De onderzoekers hebben een systematische review uitgevoerd in de databases van Ovid-Medline, Embase en PsycINFO naar studies over geheugenklachten, waarin onderscheid werd gemaakt tussen neurodegenerative en FCS. Er werd gezocht op functionele klachten, psychogeen, hysterie, conversie, subjectief, pseudodementia, ‘worried well’ (term voor patiënten die bezorgd zijn over hun geheugen maar op testen normaal presteren; dit is vaak een kenmerk van FCS), en angst voor dementie. Alleen studies met een goed beschreven diagnostisch proces naar FCS werden geïncludeerd, dat wil zeggen dat er gebruik werd gemaakt van vragenlijsten óf de (positieve) symptomen en het diagnostisch proces werden beschreven. De kwaliteit van de studies werd gescoord met de Quality Assessment with Diverse Studies (QuADS), een instrument dat een kwaliteitesscore toekent aan studies die verschillend van methode en opzet kunnen zijn. Er werd vervolgens gekeken naar de demografische en klinische variabelen van de patiënten die mogelijk voorspellende factoren voor een FCS-diagnose zouden kunnen zijn.
Wat kwam eruit?
Er werden dertig studies geïncludeerd, met een totale N=8602. De mediane N in de studies was 169 (25-2000). De gemiddelde leeftijd van de patiënten was 66 jaar en 60% was vrouw. De prevalentie van FCS in de gepoolde studies was 44%. Vergeleken met de patiënten met dementie, waren patiënten met FCS jonger, hoger opgeleid, hadden vaker een acuut begin, vaker ook last van angst, somberheid en slaapstoornissen, en in de familie kwam vaker late-onset dementie voor.

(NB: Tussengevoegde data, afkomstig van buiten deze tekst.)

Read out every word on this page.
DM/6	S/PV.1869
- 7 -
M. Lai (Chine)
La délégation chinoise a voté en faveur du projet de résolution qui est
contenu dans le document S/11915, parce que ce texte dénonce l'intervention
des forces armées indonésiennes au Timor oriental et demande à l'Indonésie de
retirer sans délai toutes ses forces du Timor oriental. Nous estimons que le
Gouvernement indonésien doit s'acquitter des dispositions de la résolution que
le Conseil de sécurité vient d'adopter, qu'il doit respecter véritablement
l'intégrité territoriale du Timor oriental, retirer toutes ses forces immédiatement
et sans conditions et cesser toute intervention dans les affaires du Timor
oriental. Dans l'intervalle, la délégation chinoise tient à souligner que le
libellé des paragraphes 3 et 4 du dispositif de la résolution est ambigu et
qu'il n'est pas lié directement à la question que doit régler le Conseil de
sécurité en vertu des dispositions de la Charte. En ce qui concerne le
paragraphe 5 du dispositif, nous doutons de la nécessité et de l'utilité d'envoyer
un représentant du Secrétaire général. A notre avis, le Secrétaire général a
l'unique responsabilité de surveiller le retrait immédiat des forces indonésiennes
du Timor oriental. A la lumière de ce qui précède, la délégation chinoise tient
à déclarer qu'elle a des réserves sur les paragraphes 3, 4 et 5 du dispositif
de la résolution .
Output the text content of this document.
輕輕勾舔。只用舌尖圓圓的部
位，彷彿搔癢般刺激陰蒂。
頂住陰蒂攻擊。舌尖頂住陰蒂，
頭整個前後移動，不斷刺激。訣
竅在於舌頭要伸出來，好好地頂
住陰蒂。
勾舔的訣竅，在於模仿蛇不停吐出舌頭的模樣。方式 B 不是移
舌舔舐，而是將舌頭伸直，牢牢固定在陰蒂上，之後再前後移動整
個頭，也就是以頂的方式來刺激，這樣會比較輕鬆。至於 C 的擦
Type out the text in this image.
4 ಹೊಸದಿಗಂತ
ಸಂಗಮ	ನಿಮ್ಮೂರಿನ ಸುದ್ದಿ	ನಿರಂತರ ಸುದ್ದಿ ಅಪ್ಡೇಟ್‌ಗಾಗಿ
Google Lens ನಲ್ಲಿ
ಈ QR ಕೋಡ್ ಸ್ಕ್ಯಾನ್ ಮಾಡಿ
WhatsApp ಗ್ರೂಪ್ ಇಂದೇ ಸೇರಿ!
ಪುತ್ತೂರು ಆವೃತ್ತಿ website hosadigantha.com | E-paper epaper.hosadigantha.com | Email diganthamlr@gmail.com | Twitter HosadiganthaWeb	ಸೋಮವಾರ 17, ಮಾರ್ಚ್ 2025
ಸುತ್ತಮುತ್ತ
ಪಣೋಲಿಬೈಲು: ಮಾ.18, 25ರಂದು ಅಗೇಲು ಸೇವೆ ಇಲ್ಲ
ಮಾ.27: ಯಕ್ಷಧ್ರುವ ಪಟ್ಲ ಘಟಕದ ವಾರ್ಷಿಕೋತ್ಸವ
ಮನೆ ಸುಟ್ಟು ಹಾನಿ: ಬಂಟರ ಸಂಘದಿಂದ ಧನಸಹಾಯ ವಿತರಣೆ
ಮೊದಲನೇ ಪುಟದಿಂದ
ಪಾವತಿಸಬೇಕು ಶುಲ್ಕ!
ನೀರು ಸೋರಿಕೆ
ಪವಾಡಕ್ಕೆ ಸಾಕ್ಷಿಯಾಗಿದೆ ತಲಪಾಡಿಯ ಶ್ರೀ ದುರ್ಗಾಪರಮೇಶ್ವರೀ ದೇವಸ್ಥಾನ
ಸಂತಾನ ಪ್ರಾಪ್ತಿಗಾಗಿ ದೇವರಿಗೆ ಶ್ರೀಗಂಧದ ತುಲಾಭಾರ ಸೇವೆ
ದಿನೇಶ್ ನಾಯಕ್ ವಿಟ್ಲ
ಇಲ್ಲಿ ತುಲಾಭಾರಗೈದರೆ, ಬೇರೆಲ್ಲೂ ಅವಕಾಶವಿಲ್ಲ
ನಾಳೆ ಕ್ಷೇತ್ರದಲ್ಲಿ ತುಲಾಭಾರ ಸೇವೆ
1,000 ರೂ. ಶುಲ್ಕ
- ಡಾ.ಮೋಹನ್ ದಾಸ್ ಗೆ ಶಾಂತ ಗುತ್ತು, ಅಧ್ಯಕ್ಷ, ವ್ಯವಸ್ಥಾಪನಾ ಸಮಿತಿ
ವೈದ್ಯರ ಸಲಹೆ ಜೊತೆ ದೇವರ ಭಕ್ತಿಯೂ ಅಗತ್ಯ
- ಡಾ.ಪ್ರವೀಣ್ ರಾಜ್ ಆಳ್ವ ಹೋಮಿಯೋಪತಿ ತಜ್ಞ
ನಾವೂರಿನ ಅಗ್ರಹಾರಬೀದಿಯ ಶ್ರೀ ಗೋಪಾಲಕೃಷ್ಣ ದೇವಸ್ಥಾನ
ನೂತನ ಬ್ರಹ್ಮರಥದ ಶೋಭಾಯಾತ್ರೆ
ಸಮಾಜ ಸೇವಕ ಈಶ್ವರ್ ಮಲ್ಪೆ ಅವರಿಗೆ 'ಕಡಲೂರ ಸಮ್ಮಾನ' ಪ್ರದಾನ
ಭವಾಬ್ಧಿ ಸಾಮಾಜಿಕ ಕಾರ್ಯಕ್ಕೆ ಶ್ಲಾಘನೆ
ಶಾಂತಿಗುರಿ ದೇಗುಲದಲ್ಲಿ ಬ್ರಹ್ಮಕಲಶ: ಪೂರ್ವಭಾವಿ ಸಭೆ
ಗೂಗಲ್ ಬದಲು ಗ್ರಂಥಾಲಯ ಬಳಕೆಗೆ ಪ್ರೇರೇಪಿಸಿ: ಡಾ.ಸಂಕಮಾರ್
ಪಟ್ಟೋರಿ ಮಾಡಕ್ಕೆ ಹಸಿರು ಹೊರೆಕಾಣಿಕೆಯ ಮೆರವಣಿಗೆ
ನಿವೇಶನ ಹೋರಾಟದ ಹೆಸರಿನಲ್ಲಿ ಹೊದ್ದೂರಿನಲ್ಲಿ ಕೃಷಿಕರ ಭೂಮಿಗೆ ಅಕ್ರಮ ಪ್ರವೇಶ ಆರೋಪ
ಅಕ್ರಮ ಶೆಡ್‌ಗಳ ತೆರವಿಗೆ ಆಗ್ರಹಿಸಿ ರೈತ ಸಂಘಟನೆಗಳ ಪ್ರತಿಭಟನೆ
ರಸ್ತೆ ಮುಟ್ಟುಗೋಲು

Ook werd in verschillende studies gekeken naar het taalgebruik tijdens de intake: patiënten met FCS gaven langere antwoorden, complexere voorbeelden van hun geheugenverlies, waren beter in staat om samengestelde antwoorden te geven en om persoonlijke vragen te beantwoorden. Bovendien waren er vaker momenten waarop het geheugen succesvol werd aangesproken tijdens de anamnese. Mensen met FCS kwamen bovendien vaker alleen, en brachten vaker een zelfgeschreven lijst mee van hun klachten. Interessant is bovendien dat het ‘head turning sign’ (patiënt kijkt naar de meegebrachte naaste voor antwoorden) juist heel specifiek is voor een neurodegeneratieve ziekte en niet voor FCS. Onderzoek naar verschillen bij het neuropsychologisch onderzoek is vooralsnog niet conclusief.
Klinische betekenis
Dit artikel geeft een mooi overzicht van de verschillende onderzoeken die gedaan zijn naar FCS, en kijkt ook gewogen naar klinische kenmerken en voorspellers. Belangrijk is hierbij de de identificatie van positieve symptomen in de spreekkamer zoals het kunnen geven van lange, complexe antwoorden. Bij FCS is het namelijk van belang om mensen meteen mee te nemen in de diagnose door hen te wijzen op deze positieve symptomen. Dit is niet bedoeld om te ontmaskeren maar dient om de patiënt gelijk aan boord te krijgen. Overtuigd zijn van de diagnose is namelijk de eerste stap naar herstel bij FCS. Door deze positieve symptomen aan te wijzen en te benoemen dat het beter kan worden kan dit herstel al tijdens het adviesgesprek beginnen. Veel behandelaren die volwassenen met FNS zien koppelen in het adviesgesprek de genoemde en geziene klachten gelijk aan uitleg over de aandoening, en dit is vaak effectief om consensus te bereiken over de aard van de klachten. Ook bij FCS zou dit een manier kunnen zijn om de diagnose te adresseren. Een voorbeeld van de start van psycho-educatie kan bijvoorbeeld zijn: ‘U vertelt dat u veel last heeft van uw geheugen, en geeft daarbij een heleboel voorbeelden van de dingen waar u tegenaan loopt. Tegelijkertijd bent u heel goed in staat om dit helder en gedetailleerd te vertellen, en kunt u zich ook herinneren wat u mij eerder in dit gesprek al verteld hebt. Dat betekent dat er waarschijnlijk geen sprake is van dementie, maar van een functionele stoornis, en het goede nieuws is dat daar behandelingen voor zijn.’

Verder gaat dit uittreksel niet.